I told him about the job, that Strickland had hired me for that museum trip to Boston, a sale of his materials.
“That’s certainly probable,” he said. “You see, that’s where the money came from. He wasn’t really all that rich, but he had that collection. And he was selling it, bit by bit. He’d work up some matching grant or other, then he’d sell something and donate the money as a gesture. And that would lay some guilt on the others, politicians and the wealthy. He was strategic about it. He had some choice stuff in Orleans.”
“Were you ever there?” I said.
“In Orleans? No. No, I wasn’t. And when he was there he didn’t visit me either. It was our agreement. And he was ill and needed that rest. His work was very important, and it gave me something important too for a while. I’m an old man now, and meaning comes hard.”
“He didn’t visit?” I said. “How could that be? Don’t you live here, in Philadelphia?”
“Fuck no,” he said. “I live at the Manor.”

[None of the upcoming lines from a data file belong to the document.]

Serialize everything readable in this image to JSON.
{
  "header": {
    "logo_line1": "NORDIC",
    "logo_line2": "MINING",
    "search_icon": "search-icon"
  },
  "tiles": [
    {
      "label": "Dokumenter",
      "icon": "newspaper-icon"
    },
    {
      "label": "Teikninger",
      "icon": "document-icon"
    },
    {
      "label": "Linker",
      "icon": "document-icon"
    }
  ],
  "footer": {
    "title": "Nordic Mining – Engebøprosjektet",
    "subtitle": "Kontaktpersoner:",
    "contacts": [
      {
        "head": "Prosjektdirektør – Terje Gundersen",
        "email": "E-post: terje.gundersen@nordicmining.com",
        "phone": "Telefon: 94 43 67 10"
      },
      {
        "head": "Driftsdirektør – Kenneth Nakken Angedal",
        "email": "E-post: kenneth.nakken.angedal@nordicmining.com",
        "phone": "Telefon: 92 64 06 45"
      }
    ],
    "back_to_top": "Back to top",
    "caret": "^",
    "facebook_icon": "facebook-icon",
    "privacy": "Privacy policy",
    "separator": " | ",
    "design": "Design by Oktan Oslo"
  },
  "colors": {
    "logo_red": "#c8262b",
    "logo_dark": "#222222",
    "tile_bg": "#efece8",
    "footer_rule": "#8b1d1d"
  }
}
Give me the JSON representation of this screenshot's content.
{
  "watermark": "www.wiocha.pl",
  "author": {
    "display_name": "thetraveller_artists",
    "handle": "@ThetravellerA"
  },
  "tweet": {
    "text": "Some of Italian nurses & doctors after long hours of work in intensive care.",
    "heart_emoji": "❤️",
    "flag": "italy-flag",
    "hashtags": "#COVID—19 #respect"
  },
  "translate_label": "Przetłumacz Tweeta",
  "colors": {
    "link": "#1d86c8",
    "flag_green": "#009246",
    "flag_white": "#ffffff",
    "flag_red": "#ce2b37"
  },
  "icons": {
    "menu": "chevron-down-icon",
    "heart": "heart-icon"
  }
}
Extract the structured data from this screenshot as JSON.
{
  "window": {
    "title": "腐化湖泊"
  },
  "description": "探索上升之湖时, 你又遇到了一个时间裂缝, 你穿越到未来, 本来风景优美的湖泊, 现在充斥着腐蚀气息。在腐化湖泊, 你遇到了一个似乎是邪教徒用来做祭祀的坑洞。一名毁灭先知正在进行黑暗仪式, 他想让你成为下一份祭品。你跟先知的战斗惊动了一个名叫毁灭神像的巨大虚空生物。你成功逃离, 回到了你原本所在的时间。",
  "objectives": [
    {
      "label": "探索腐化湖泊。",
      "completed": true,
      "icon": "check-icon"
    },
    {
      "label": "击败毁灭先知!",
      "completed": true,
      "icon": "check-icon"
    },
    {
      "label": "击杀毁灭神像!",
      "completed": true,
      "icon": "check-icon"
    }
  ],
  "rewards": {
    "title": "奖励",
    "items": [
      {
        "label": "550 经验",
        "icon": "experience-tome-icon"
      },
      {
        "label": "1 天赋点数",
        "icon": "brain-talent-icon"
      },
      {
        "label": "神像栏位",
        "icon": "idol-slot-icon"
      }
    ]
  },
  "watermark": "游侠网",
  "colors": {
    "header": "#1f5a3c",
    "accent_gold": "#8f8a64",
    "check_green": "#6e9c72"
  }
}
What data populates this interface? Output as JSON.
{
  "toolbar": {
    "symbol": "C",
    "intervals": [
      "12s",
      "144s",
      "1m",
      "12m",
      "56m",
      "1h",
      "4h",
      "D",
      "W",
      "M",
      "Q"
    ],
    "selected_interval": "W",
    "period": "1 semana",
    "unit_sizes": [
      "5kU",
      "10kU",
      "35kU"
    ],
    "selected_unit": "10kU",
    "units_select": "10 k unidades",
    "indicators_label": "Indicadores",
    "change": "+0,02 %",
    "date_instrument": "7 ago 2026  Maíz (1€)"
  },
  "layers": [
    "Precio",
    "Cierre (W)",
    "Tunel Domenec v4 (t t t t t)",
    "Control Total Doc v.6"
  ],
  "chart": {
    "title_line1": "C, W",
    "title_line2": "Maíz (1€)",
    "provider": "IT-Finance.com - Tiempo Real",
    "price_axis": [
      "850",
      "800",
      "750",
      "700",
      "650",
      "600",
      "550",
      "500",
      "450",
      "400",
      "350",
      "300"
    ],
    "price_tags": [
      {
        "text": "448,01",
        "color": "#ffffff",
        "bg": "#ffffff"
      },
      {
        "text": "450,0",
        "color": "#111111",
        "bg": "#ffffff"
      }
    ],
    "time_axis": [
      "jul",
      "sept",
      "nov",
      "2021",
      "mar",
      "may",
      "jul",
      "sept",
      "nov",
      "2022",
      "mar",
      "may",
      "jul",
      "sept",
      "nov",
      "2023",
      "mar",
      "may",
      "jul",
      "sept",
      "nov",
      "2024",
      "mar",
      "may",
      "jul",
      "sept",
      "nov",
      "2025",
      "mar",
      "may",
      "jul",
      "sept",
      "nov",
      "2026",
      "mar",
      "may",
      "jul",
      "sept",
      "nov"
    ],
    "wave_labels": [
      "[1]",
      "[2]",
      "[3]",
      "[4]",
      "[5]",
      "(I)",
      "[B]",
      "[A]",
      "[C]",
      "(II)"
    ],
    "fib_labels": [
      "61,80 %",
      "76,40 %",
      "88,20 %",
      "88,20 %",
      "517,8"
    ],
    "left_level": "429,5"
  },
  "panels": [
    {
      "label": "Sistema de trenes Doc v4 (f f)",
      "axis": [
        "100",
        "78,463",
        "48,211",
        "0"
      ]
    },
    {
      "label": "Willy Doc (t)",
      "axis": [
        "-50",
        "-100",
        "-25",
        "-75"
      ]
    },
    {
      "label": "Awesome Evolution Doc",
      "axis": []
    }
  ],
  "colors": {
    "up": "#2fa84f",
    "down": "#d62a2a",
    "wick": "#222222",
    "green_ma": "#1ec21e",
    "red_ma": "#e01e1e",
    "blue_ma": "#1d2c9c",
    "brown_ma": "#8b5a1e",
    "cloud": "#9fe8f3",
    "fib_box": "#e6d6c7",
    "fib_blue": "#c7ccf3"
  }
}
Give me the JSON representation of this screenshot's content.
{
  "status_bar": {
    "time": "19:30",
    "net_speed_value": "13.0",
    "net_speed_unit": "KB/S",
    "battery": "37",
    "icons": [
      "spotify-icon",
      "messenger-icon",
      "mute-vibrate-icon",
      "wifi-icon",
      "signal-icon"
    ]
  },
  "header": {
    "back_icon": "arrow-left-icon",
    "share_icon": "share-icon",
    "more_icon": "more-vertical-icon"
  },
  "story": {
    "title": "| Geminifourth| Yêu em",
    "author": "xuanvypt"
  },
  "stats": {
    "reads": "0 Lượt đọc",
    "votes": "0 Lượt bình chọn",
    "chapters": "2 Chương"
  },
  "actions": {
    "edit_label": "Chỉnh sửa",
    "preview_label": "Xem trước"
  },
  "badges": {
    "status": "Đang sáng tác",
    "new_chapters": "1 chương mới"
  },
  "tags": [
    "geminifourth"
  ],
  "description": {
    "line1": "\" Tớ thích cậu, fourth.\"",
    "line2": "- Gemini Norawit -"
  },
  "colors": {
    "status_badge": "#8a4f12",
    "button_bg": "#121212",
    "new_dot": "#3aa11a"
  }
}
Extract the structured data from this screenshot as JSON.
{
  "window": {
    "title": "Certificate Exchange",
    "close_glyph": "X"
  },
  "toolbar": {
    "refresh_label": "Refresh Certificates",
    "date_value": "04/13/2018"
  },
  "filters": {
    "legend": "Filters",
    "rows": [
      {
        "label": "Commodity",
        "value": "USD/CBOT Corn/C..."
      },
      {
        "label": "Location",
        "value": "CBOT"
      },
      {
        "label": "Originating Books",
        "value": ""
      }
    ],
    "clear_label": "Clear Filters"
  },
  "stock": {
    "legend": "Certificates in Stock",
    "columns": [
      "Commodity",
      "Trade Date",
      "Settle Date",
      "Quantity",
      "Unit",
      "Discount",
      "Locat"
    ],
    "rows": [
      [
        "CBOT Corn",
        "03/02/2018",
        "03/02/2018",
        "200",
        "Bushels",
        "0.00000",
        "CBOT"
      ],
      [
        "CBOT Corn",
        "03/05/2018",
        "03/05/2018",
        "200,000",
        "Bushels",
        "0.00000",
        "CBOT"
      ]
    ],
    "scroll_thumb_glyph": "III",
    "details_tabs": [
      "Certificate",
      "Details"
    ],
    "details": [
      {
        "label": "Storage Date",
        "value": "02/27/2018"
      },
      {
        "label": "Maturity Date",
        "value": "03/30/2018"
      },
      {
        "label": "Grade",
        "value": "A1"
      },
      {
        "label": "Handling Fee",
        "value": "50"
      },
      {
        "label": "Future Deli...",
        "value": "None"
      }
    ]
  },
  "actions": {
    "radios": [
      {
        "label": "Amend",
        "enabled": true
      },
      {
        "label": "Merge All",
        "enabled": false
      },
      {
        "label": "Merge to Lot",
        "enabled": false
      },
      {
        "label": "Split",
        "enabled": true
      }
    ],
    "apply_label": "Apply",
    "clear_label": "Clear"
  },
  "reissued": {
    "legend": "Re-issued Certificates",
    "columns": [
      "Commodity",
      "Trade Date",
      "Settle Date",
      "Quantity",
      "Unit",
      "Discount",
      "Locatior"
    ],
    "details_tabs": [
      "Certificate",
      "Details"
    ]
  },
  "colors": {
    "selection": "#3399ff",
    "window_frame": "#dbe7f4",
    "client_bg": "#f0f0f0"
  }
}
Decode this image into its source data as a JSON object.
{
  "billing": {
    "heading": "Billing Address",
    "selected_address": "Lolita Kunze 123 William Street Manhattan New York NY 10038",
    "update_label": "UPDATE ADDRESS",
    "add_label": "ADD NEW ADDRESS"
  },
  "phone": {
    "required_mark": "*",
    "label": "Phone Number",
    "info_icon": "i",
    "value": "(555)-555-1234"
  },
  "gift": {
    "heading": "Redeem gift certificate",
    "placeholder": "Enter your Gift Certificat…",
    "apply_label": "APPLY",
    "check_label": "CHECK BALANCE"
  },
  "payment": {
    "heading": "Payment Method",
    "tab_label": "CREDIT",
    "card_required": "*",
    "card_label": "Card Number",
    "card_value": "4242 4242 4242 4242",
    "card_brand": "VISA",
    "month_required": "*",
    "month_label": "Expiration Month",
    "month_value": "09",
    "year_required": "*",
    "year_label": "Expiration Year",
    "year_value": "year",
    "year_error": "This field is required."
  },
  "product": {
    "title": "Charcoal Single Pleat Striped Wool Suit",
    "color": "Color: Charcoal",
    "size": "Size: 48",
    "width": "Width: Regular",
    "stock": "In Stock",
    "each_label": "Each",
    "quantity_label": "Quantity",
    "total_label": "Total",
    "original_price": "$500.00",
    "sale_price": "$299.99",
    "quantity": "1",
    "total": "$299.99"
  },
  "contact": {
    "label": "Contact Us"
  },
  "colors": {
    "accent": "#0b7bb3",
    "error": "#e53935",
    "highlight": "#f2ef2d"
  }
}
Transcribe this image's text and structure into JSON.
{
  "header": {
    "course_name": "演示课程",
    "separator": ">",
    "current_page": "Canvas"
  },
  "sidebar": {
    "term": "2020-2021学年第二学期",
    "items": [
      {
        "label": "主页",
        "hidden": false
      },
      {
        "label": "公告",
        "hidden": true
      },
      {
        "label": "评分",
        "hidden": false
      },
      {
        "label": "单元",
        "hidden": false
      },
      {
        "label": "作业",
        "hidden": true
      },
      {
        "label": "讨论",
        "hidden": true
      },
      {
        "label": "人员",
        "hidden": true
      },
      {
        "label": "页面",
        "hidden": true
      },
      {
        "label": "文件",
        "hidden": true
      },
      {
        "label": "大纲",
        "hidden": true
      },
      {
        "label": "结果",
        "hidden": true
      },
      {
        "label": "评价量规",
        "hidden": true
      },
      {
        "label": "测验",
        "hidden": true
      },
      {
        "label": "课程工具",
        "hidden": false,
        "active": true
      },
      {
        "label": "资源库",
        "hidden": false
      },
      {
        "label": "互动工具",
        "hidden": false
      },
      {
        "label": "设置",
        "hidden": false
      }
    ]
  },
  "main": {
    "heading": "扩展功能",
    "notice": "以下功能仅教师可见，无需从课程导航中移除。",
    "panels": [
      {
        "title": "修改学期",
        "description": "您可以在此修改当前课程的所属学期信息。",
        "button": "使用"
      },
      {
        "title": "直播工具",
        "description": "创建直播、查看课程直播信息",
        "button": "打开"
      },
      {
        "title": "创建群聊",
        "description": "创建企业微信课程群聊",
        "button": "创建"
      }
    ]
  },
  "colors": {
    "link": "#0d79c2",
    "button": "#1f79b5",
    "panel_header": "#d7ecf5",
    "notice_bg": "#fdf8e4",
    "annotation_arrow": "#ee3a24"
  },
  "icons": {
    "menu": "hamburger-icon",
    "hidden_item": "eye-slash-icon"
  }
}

“You mean, in Provincetown?”
“Not exactly,” he said. “In Truro.”
“Of course,” I said, thinking of Carlos and how close I’d been to this man, just a few yards beyond the solarium screen when I’d visited.
“The lists,” I said. “The missing stuff. Can you tell me about that?”
It had grown chilly in the room, and I pointed to his cup as I spoke. I wanted coffee myself now, and I rose and went back to the table near the bed. I could feel a dampness at my collar, a breeze blowing in from somewhere, and I buttoned the top button. He was talking, filling in the background of his time with Strickland, that he had been his secretary, just for the AIDS patients, a traveling secretary, on hand for house visits and for the setting up and administering of hospices around the city. He spoke of the irony of this one, a chapel connected to a bar, of the Catholic Church and of condoms, needle exchanges and Strickland’s involvement in the writing and dissemination of information about safe sex. I thought he might be getting to the question of the lists, and I was thinking of Sara, my lost wife, and about Beth, Charlie’s daughter, who had died before love, and I found myself standing at the table behind him, holding the cup, his voice muffled as it drifted back over his shoulders. I think I turned then, and I can remember my body shaking, just the skin and muscle, as if I were the bones inside my body and the covering flesh were garments. They seemed to swell out from the bones as I stepped around him and moved back to the chair. He was still talking, of Carlos now and the table in the kitchen in Provincetown, and of the lighthouse, and I was sitting down at the table and he was holding the pot, and I held my cup out for him to fill it. But the cup was lowering in my hand, and I couldn’t hold it up, and I was watching my extended arm and my hand and the cup as I sat down. But the chair was gone and I was falling and the cup was falling and I saw bands of filtered light, colorful, then fading as I continued to fall. Then darkness was coming in over me, and he was speaking of manuscripts and of the smell of something clotted in the room and of Tampico and a plane lifting up from a dirt runway, and I was falling back in the seat as the plane rose, entering into a night of a thousand bright stars, and someone was reaching out for me in some vague sexuality and I was warning them away, and we were going somewhere.